Este maniqueísmo lo podríamos enunciar, siguiendo a Eduardo Viveiros de Castro, como el radical dualismo metafísico de la civilización occidental, hombre-mundo, donde cada término, «hombre», y «mundo», es una cosa separada de la otra, incluso opuesta a la otra, y donde uno de los lados acaba siendo el bueno y el otro el malo, uno arriba y otro abajo. Si generalmente la divina racionalidad del «hombre» estaba por encima de la «naturaleza salvaje», últimamente se ha buscado invertir la polaridad, pero manteniendo la separación y la subordinación, la naturaleza bio es el lado bueno, la racionalidad instrumental dominadora es el lado malo. Oposición a la que, sea cual sea su polaridad, se le oculta su desgarramiento, su sensiblemente imposible separación. Esta estructura metafísica dualista históricamente ha opuesto, tanto el cielo santo a la tierra culpabilizada, como el pensamiento divino a la materia demoníaca y el hombre racional a la naturaleza salvaje. Un desconocido profesor de filosofía barcelonés, de principios del siglo XX, lo decía de la siguiente manera, comentando el concepto de libertad en Calderón: «la prudencia (…) le ayudará a tener muerto al viejo salvaje, al hombre natural que lleva dentro». No podía una afirmación ser a la vez más inconscientemente metafísica y más occidentalmente cierta. Es decir, para otras culturas, en otros mundos, tal separación y oposición carece totalmente de sentido, allí los animales y vegetales forman sociedades senti-pensantes que hay que reconocer y respetar, y la separación cuerpo – cuerpo de la Tierra es solo un anuncio apocalíptico. Precisamente el de la llegada de Occidente. En algunos lugares, como aquí en otro tiempo, lo irracional, los símbolos y pulsiones tienen también una potencia positiva, la máscara del espíritu de la tierra liga un llamamiento a la rebelión, o permite superar una dolorosa crisis existencial…
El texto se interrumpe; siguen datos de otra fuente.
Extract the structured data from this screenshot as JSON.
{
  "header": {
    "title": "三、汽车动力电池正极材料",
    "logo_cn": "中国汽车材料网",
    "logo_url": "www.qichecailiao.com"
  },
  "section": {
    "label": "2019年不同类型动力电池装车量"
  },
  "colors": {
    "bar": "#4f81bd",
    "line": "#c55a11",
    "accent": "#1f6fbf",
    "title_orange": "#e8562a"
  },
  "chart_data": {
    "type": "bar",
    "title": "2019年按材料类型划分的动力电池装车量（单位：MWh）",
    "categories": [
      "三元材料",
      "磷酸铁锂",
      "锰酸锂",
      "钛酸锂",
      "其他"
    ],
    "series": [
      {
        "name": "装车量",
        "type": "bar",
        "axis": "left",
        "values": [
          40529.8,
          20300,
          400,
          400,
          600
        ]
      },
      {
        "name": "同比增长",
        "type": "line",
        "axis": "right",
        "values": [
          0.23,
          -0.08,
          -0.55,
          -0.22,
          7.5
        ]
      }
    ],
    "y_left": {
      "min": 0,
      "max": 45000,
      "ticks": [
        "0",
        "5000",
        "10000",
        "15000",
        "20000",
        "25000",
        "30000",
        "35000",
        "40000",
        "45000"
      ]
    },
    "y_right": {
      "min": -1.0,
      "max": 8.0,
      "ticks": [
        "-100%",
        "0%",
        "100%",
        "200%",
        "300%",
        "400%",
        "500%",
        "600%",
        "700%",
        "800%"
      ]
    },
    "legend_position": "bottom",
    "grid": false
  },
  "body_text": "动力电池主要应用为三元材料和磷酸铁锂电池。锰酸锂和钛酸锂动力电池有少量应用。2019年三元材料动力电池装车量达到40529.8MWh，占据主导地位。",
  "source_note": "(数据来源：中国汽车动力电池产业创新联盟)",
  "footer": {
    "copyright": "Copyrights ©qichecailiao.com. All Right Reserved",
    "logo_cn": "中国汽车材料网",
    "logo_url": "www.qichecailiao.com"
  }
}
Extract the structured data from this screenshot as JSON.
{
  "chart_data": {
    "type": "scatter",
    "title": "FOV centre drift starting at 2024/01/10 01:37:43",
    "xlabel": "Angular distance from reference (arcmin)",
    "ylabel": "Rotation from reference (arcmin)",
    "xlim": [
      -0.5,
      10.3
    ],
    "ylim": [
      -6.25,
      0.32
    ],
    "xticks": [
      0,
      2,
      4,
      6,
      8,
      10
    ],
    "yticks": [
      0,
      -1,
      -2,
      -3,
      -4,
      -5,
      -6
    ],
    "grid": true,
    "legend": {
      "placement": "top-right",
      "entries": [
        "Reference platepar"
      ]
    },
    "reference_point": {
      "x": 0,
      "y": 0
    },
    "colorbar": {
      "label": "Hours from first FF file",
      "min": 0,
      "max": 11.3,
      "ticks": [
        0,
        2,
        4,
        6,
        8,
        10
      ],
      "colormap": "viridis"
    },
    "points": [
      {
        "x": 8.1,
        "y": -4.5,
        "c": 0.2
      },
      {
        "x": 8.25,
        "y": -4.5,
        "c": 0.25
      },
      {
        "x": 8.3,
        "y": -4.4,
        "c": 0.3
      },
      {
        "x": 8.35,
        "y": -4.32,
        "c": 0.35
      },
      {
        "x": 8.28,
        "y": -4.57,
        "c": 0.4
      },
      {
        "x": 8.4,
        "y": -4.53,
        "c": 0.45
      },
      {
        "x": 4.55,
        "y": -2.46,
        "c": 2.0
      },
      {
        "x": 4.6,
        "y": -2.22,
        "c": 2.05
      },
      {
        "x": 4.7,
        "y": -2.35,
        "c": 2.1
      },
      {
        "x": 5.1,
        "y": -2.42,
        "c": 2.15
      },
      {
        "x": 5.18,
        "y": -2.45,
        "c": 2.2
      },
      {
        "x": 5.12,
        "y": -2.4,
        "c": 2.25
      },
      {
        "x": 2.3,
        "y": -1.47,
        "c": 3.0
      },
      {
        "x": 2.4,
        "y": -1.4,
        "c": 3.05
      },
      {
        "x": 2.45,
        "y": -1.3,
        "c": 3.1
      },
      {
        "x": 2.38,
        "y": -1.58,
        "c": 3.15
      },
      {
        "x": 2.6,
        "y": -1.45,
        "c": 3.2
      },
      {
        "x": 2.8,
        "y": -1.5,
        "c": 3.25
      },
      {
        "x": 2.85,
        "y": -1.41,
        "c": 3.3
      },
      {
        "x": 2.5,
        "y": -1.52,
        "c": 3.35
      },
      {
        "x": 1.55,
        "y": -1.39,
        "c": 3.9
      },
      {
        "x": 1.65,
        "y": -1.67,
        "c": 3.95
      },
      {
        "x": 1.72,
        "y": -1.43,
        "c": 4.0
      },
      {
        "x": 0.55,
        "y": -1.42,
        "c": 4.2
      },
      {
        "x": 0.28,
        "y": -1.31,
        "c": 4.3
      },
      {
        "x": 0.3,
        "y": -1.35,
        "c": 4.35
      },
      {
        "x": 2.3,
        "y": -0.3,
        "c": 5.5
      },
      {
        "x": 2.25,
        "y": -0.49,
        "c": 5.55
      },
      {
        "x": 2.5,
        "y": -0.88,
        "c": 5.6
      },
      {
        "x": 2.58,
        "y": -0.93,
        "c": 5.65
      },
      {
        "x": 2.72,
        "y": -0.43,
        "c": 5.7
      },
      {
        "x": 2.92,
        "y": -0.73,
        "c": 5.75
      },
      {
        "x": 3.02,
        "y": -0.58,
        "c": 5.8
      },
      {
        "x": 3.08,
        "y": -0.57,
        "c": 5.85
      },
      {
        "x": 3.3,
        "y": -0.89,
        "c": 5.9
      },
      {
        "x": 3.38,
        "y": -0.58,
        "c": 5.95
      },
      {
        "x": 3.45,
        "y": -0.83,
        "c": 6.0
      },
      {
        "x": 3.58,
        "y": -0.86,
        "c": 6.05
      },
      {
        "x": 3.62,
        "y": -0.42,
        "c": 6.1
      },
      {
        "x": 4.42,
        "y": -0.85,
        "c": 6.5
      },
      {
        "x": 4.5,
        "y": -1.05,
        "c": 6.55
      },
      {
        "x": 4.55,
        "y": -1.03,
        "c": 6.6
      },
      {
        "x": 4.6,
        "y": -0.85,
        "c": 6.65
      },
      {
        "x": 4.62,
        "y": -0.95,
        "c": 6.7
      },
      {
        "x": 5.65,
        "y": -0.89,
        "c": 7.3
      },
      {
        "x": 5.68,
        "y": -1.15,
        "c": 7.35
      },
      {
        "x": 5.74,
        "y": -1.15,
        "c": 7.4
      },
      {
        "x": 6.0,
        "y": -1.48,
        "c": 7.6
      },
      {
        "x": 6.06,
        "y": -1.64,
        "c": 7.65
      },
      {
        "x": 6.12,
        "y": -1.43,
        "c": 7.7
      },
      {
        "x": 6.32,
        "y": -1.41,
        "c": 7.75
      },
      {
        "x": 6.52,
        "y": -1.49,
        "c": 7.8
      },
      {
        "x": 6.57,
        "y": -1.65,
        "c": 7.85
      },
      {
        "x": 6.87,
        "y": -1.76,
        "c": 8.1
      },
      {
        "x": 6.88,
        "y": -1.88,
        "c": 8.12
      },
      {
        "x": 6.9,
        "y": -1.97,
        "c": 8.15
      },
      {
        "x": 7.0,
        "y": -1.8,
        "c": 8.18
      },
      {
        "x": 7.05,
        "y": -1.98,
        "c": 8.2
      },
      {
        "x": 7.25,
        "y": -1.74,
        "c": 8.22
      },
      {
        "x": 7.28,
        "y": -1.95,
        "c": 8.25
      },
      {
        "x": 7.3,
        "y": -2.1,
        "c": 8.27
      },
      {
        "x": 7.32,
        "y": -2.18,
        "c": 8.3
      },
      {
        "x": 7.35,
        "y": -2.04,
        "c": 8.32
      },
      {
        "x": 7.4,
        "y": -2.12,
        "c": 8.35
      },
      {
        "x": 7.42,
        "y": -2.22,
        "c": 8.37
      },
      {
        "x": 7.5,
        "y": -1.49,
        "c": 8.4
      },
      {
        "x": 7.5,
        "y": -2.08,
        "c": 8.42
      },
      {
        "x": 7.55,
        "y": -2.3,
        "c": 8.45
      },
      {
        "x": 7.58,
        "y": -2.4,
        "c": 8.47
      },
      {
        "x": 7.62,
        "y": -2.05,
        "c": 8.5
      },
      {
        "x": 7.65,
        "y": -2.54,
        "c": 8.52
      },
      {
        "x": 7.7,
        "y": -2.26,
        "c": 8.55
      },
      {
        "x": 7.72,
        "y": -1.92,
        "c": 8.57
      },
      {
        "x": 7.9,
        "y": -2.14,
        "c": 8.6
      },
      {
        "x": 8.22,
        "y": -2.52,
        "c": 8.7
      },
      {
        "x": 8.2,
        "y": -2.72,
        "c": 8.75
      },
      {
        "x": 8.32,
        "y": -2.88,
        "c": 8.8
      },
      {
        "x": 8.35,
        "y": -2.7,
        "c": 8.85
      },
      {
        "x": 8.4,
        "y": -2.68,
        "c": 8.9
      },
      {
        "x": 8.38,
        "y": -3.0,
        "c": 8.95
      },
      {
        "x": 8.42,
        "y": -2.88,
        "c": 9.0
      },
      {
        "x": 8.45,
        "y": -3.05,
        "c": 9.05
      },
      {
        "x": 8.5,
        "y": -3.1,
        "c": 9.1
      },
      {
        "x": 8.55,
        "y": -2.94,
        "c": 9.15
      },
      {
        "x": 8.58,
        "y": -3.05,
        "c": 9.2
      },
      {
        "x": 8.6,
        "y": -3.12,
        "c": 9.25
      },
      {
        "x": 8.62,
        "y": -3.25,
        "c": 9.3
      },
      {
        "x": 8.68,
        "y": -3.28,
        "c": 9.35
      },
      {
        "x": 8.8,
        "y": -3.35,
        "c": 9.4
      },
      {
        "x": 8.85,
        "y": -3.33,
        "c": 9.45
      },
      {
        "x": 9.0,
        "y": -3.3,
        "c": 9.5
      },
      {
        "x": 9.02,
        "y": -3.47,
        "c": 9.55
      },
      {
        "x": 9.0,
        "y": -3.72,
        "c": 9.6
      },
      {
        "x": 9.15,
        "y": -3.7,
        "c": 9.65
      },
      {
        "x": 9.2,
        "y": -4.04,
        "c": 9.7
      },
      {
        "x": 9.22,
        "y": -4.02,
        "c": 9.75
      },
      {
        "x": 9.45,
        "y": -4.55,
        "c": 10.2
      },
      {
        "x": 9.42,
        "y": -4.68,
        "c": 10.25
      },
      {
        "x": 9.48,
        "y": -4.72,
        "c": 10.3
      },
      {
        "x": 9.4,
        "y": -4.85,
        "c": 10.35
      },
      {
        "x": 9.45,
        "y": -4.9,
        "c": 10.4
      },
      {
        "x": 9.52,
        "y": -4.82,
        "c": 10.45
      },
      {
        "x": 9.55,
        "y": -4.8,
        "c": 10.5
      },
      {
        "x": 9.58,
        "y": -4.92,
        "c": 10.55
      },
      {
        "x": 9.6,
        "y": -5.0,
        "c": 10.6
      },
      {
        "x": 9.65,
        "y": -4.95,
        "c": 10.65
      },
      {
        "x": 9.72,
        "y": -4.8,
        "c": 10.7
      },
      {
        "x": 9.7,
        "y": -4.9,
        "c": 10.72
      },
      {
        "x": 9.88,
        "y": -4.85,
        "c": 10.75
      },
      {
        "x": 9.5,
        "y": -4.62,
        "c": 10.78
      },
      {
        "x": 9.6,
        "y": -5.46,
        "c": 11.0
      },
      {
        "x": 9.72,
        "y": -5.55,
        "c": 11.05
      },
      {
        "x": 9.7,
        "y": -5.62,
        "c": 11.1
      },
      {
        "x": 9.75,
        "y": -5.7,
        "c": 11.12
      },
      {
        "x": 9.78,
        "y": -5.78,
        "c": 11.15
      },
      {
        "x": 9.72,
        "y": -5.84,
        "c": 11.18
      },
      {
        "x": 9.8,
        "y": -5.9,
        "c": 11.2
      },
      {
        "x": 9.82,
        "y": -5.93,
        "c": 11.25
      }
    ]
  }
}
Que hoy toda la emblemática del dualismo (pensamiento divino, cielo santo…) se haya secularizado, entrando dentro de lo políticamente correcto, cayendo bajo la esfera de una legalidad y una tecnociencia que no dejan de ser míticas, no quiere decir que la idea teológico-política de «el gobierno es necesario contra el caos», así como el irracional sentimiento religioso de «terror al caos», no sigan operando en toda su virulencia, impulsando y legitimando brutales masacres a lo largo y ancho del planeta, así como mutilando la fantasía de todo lo que podría hacer una vida común.

El ser humano que ya no requiere de la biología para subsistir, producto de la última alucinada utopía capitalista, por la derecha como singularitarianism, por la izquierda como aceleracionismo, que propone una alternativa de silicio para quien pueda pagarla, frente a la irreversible degradación ecológica del planeta, no deja de ser, como sostiene Viveiros de Castro, una versión del mismo orden de ideas, del mismo dualismo catastrófico, que opone aquí un cielo capitalista y cibernético contra un mundo natural contaminado de manera irreversible.